There may be good news on the horizon as automotive becomes a larger consumer of semiconductors. “Through TCAD, process companies can figure out how well they would work for PLLs and other analog parts,” says Ferry. “As we have more analog content in chips going into automotive, where reliability becomes more important, we will have more flavors because there is a bigger market for them. There are more chips being designed today for automotive than there were five years ago. This makes it worth their while to invest more money so that they can capture more of that business. We need to balance the process to meet both the digital and analog needs of the integrated parts.”

Chips that require larger quantities of analog, and include components such as sensors, power management, integrated and imaging applications, are not on the rush to get to the latest nodes favored by digital. Many of these components require interaction with high voltages, are very sensitive to noise, and benefit from special device types and isolation techniques not available in standard logic processes. “This had led to the rise of the “More than Moore” process nodes that specialize in analog capability,” says Miller. “These technologies are new process flavors, but at larger feature sizes (up to 180nm!), and support for bipolar transistors, high voltage DMOS devices (some capable of handling over 100V!), and buried wells and other isolation strategies that allow high accuracy analog to co-exist with noisy digital. When analog is the critical requirement for a design, we’re seeing a great many customers select these processes.”

Battling it out
Design techniques have been developed to help analog circuitry overcome some of these issues. Examples include post-production calibration and digital assistance of analog circuitry to dynamically adjust to variation. These do not come for free. One example of digital compensation is the pipelined ADC. This has a computation overhead and the latency of digital means that it is slower to compensate than a pure analog implementation and adds to total power consumption.

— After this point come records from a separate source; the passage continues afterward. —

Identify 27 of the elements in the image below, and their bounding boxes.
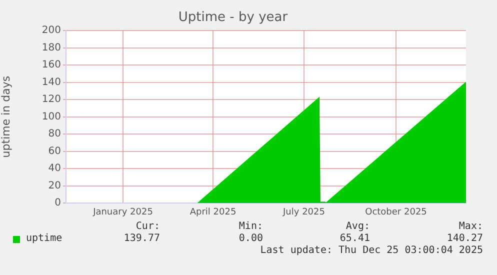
chart-title: Uptime - by year bbox=[178, 10, 288, 26]
text: 140.27 bbox=[446, 233, 483, 244]
y-tick-label: 60 bbox=[48, 146, 61, 157]
text: 65.41 bbox=[340, 233, 370, 244]
x-tick-label: October 2025 bbox=[365, 208, 427, 218]
text: Max: bbox=[458, 221, 483, 232]
x-tick-label: July 2025 bbox=[282, 208, 325, 218]
y-tick-label: 20 bbox=[48, 180, 61, 192]
text: 139.77 bbox=[124, 233, 160, 244]
text: Avg: bbox=[346, 221, 370, 232]
y-tick-label: 40 bbox=[48, 163, 61, 174]
y-tick-label: 160 bbox=[42, 60, 61, 71]
text: 0.00 bbox=[238, 233, 263, 244]
y-tick-label: 200 bbox=[42, 25, 61, 36]
y-tick-label: 80 bbox=[48, 128, 61, 140]
text: Min: bbox=[238, 221, 263, 232]
y-tick-label: 120 bbox=[42, 94, 61, 106]
y-tick-label: 0 bbox=[54, 198, 61, 209]
text: Cur: bbox=[136, 221, 160, 232]
legend-label: uptime bbox=[26, 233, 62, 244]
x-tick-label: April 2025 bbox=[190, 208, 236, 218]
y-tick-label: 140 bbox=[42, 76, 61, 88]
text: Last update: Thu Dec 25 03:00:04 2025 bbox=[260, 245, 483, 256]
y-axis-title: uptime in days bbox=[0, 76, 12, 158]
y-tick-label: 180 bbox=[42, 42, 61, 54]
y-tick-label: 100 bbox=[42, 111, 61, 122]
x-tick-label: January 2025 bbox=[92, 208, 153, 218]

There may be room to compromise on the technology node as well. “For mixed signal design, where there is substantial digital content but not enough to justify the jump to finFET, we’re seeing a large number of designs targeting 65nm as a nice middle ground,” observes Miller. “This has been especially true for designs that require some RF capability, such as those targeting the IoT edge device market.”

Reliability
Aging models have been developed based on digital circuits, and not a lot of attention has been paid to analog/RF reliability over its lifetime. This may become a larger problem for automotive and medical applications where the lifetime of the product has to be guaranteed. Many analog circuits rely on matching, which means that if two components do not age similarly, then additional problems can get created. This may result in more frequent recalibration becoming necessary which may also lead to more complex design. It may also mean that additional complexity is required in the chip or system if the device cannot reconnect to a tester for calibration.

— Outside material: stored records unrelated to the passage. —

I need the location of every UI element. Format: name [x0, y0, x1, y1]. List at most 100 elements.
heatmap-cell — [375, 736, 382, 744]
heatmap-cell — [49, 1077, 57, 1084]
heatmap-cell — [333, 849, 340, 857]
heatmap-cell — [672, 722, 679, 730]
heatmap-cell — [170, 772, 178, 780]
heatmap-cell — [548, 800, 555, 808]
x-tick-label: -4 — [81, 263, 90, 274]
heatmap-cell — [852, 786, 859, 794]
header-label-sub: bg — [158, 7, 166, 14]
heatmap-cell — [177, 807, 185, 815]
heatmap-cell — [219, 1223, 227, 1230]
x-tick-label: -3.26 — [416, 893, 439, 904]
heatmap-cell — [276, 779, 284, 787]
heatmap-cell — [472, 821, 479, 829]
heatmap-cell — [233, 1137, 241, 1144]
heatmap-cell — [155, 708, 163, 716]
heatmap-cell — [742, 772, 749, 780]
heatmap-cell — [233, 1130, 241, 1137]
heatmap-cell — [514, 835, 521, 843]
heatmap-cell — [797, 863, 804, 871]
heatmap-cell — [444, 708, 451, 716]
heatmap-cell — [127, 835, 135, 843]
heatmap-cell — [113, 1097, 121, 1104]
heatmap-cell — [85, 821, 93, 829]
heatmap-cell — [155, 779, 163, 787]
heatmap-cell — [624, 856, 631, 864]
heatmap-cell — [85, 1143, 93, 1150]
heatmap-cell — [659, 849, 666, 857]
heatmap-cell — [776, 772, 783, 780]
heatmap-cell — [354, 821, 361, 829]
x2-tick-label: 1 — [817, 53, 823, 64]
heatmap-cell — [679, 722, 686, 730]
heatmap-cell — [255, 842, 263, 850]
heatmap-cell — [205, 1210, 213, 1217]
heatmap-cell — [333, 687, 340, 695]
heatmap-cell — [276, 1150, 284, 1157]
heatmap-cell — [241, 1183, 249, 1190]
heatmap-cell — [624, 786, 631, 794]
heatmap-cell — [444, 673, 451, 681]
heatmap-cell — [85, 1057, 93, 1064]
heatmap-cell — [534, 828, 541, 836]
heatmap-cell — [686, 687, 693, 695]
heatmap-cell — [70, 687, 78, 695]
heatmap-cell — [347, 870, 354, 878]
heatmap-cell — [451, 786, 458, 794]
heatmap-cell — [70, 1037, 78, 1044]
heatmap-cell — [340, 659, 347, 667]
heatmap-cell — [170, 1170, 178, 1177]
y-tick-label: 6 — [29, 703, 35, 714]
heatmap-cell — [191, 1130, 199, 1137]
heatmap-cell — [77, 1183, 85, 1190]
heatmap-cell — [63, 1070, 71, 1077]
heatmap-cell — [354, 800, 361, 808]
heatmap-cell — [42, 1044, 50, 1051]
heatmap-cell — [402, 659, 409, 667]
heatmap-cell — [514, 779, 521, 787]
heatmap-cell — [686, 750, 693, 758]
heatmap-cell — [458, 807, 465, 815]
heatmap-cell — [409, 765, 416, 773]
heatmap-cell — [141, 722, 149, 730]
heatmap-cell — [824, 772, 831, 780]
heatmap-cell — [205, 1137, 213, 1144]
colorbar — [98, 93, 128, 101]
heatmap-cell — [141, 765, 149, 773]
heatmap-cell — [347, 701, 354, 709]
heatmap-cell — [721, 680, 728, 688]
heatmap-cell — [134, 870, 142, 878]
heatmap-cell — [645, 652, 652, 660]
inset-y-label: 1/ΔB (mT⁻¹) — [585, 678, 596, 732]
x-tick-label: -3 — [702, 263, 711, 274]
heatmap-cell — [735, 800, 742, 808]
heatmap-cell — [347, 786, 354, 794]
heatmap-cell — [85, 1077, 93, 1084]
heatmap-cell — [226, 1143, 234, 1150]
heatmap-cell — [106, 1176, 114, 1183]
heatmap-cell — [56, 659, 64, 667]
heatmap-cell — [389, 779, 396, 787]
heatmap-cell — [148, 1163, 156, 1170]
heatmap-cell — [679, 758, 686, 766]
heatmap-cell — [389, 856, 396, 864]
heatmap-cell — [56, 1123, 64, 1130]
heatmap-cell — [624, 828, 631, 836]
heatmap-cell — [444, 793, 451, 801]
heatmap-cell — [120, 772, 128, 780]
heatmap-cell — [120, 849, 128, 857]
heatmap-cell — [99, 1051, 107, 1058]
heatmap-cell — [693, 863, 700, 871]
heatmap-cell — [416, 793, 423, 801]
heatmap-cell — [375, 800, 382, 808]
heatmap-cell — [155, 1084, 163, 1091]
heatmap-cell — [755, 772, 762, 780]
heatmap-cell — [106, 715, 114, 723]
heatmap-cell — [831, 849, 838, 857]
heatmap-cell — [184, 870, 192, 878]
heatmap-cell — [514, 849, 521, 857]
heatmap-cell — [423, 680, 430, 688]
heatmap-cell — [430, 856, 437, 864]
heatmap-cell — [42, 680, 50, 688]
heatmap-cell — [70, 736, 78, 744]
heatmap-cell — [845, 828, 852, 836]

Smaller geometries have more variability. “Because we are able to simulate the fabrication process in a great amount of detail, we can inject variability into the fabrication flow,” says Borges. “That is becoming a more important trend as scaling continues. Usually there are effects that become more important for analog applications relative to digital, such as device matching. You need a well-tuned process to realize some of the functions.”

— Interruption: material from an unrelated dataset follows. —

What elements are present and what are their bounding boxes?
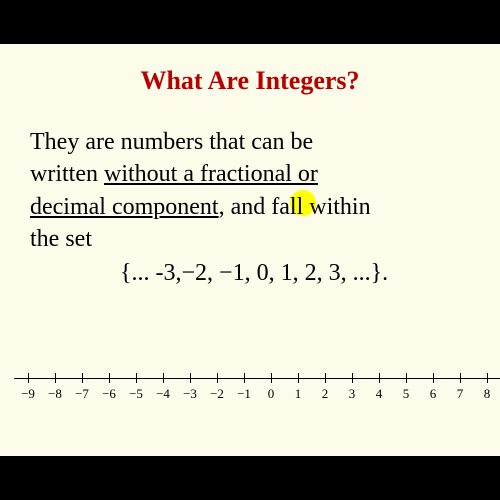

Care has to be taken that the models do not create too much pessimism. “It is important is to keep the sources of variation correlated because some sources of variability may actually cancel each other out to some degree,” he says.

Conclusion
The industry’s long-time focus on digital has resulted in analog being squeezed out as much as possible, but analog will always be unavoidable. Today, the answer is to stay on larger nodes when the analog content is important, but additional efforts by the foundries may lead to some better compromises being made that allow digital and analog to be integrated without an unfair bias. Automotive could well be the industry that drives this trend.